Solutions to Cultural Eutrophication
Some of the solutions to cultural eutrophication include the following:
1. Managing Water Pollution
Since pollution is a leading cause of eutrophication, reducing it in various forms can help prevent further destruction of water bodies. Cutting back on nitrogen and phosphates discharged into water systems can help lower the nutrient content in the water system, and hence control eutrophication.
However, for this solution to work, industries, and municipalities, as well as individuals, should work together in reducing their pollution levels. If industries cut back on their pollution and municipalities continue to pollute water systems, the gains will be very few.
Eutrophication occurs as a result of nitrate and phosphate use. To minimize the presence of phosphate and nitrate in the water bodies, people should substitute nitrate and phosphate fertilizers with compost manure. Compost manure does not contain high elements of nitrates and phosphates that cause eutrophication.
Furthermore, all essential elements of compost manure are broken down and synthesized by plants avoiding the eutrophication cycle.
3. Create and Strengthen Non-Point Pollution Laws
Governments should create laws and policies against non-point pollution. EPA points out that non-point pollution causes the biggest challenge in eutrophication control.
Controlling nutrient sources can greatly reduce eutrophication, and hence, governments and municipalities across the world should develop stringent measures to discourage on-point pollution.

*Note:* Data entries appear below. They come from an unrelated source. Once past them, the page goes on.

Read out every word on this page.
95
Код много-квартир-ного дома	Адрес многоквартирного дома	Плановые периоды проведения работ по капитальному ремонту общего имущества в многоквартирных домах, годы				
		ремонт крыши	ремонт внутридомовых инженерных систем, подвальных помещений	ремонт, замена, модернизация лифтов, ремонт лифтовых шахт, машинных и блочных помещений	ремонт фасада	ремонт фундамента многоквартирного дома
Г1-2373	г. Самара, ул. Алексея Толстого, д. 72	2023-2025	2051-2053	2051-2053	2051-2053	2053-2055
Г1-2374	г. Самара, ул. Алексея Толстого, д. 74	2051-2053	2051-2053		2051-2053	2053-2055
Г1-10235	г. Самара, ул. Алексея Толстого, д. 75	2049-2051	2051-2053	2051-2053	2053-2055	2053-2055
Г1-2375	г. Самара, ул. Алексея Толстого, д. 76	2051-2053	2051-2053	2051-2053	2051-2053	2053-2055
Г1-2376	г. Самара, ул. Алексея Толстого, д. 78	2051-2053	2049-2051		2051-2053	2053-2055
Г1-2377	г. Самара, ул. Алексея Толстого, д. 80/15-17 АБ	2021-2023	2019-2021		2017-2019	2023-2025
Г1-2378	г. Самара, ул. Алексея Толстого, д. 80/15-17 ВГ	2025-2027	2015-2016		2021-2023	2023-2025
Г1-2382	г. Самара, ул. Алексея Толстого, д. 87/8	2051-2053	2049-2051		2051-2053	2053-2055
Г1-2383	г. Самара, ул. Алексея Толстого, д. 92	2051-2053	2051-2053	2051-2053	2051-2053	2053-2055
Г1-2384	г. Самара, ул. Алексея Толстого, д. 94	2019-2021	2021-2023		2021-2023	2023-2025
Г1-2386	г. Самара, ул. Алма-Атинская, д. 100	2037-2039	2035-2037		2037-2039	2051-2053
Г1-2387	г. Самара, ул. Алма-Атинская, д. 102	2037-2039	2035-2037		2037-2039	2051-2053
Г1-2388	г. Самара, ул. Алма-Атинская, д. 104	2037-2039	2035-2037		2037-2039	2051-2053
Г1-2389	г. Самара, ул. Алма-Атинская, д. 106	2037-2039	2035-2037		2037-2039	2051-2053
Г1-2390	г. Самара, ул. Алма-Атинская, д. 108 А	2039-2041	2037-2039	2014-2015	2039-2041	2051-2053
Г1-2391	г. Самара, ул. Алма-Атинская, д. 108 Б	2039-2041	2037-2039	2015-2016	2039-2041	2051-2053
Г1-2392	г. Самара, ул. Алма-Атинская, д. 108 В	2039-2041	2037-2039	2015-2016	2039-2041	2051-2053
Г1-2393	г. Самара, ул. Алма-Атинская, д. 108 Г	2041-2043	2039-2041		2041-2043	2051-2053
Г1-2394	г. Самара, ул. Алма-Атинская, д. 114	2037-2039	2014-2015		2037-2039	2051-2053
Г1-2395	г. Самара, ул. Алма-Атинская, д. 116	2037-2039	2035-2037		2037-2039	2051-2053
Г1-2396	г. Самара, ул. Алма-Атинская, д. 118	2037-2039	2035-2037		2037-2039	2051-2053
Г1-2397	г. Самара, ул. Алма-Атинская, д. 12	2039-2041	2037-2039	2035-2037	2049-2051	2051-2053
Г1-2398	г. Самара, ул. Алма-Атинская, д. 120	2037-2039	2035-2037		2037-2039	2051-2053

Minimizing non-point pollution works by lessening the number of nutrients that enter aquatic systems. The policies should aim at enhancing high water quality standards while discouraging pollution.
4. Ultrasonic Irradiation
Over the last few years, tech developers and scientists have been working towards creating technologies that can help reduce pollution and even reverse the damages already caused.
Ultrasonic irradiation, as an example, is one such technology that has tremendously helped in controlling eutrophication by causing cavitations that produce free radicals that destroy algae cells.
Other technologies that convert plant growth present in water bodies into energy have also been advanced. Although innovations are still expensive, they should be advanced towards reversing years of human pollution that cause cultural eutrophication.
Governments are, therefore, called upon to as well invest in supporting and encouraging new innovations that deal with environmental challenges.